= Underground Producciones =

Underground Producciones is a media producer in Argentina that produces television and film. The company was created in 2006 by Sebastian Ortega and Pablo Culell.

In 2006, the company's first project was the dramatic telenovela Weather Does Not Stop, aired on Argentina channel 9. The show won several awards. That same year, Underground Producciones put our the Househusband sitcom and the sitcom Gladiators of Pompeii on the same channel.

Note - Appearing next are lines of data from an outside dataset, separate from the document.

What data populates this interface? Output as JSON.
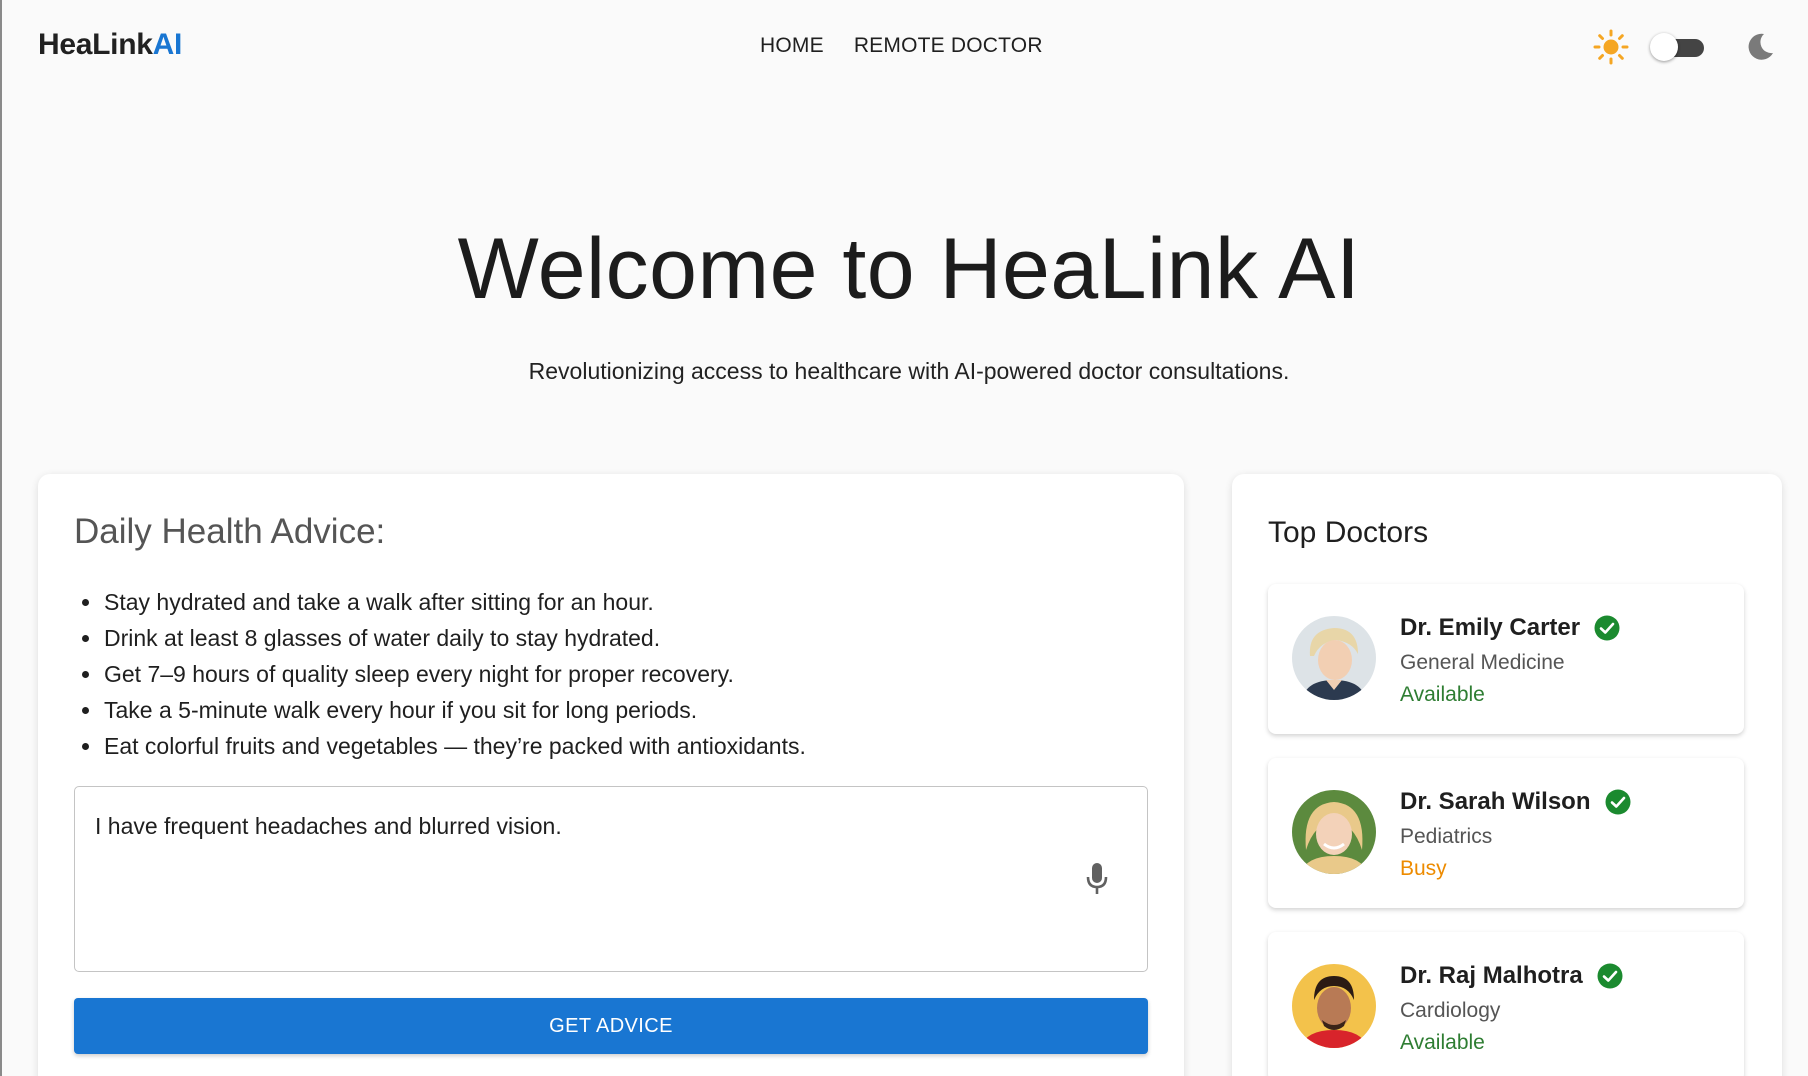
{
  "header": {
    "logo_main": "HeaLink",
    "logo_accent": "AI",
    "nav": [
      {
        "label": "HOME"
      },
      {
        "label": "REMOTE DOCTOR"
      }
    ],
    "theme": {
      "light_icon": "sun-icon",
      "dark_icon": "moon-icon",
      "toggle_state": "light"
    }
  },
  "hero": {
    "title": "Welcome to HeaLink AI",
    "subtitle": "Revolutionizing access to healthcare with AI-powered doctor consultations."
  },
  "advice": {
    "title": "Daily Health Advice:",
    "tips": [
      "Stay hydrated and take a walk after sitting for an hour.",
      "Drink at least 8 glasses of water daily to stay hydrated.",
      "Get 7–9 hours of quality sleep every night for proper recovery.",
      "Take a 5-minute walk every hour if you sit for long periods.",
      "Eat colorful fruits and vegetables — they’re packed with antioxidants."
    ],
    "symptom_input_value": "I have frequent headaches and blurred vision.",
    "mic_icon": "microphone-icon",
    "button_label": "GET ADVICE"
  },
  "doctors": {
    "title": "Top Doctors",
    "items": [
      {
        "name": "Dr. Emily Carter",
        "specialty": "General Medicine",
        "status": "Available",
        "verified": true
      },
      {
        "name": "Dr. Sarah Wilson",
        "specialty": "Pediatrics",
        "status": "Busy",
        "verified": true
      },
      {
        "name": "Dr. Raj Malhotra",
        "specialty": "Cardiology",
        "status": "Available",
        "verified": true
      }
    ]
  },
  "colors": {
    "accent": "#1976d2",
    "available": "#2e7d32",
    "busy": "#ed8b00",
    "verified": "#1b8a2f",
    "sun": "#f5a623"
  }
}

In 2007, in partnership with Dori Media, Sebastian Ortega, Lalola notion for Latin TV. This sitcom also achieved important awards (including two awards for Best Fiction Martín Fierro and Best Actress Carla Peterson, besides the Golden Martín Fierro), globally successful, being sold to over 70 countries.

In 2008, in partnership with Telefe Contenidos and Endemol, creates and produces Los Exitosos Pells, sold to over 40 countries, including adaptations.

Later, in 2012 produced for Telefe, a successful sitcom called Graduados, a project created in 2004 and resumed that year.

On August 14, 2019, NBCUniversal (through their Telemundo division) acquired the company, becoming an extension of Telemundo global studios.

==TV productions==
- Amo de casa (Canal 9, 2006), con: Carlos Calvo, Andrea Bonelli, Germán Kraus, Betiana Blum y Beatriz Bonnet.
- Gladiadores de Pompeya (Canal 9, 2006), con: Andrea Del Boca y Gabriel Goity.
- El tiempo no para (Canal 9, 2006), con: Valentina Bassi, Antonio Birabent, Belén Blanco, Julieta Cardinali, Luciano Castro, Rafael Ferro, Dolores Fonzi, Julieta Ortega, Walter Quiroz, Gonzalo Valenzuela and Nacha Guevara.
- Lalola (América TV, 2007-2008), con: Carla Peterson y Luciano Castro.
- Los exitosos Pells (Telefe, 2008-2009), con: Carla Peterson, Mike Amigorena, Hugo Arana, Diego Ramos, Walter Quiroz, Claudia Fontán and Andrea Bonelli.
- Botineras (Telefe, 2009-2010), con: Florencia Peña, Nicolás Cabré, Romina Gaetani and Damián De Santo.
- Un año para recordar (Telefe, 2011), con: Carla Peterson, Gastón Pauls, Rafael Ferro, Gonzalo Valenzuela y Eleonora Wexler.
- Graduados (Telefe, 2012), con: Nancy Duplaa, Luciano Cáceres, Daniel Hendler, Isabel Macedo, Julieta Ortega and Juan Gil Navarro.
- Los Vecinos en Guerra (Telefe, 2013), con: Diego Torres, Eleonora Wexler, Mike Amigorena, Marcela Kloosterboer and Mirta Busnelli.

==Unitary==
- Lo que el tiempo nos dejó - (Telefe, 2010).
- Historia Clínica - (Telefe, 2012).
- El pueblo que no quería morir - (Telefe, 2012).

==Documentaries==
- Travesía Chubut - (Discovery Travel & Living, 2011).
- Grandes Biografías - (Telefe, 2013).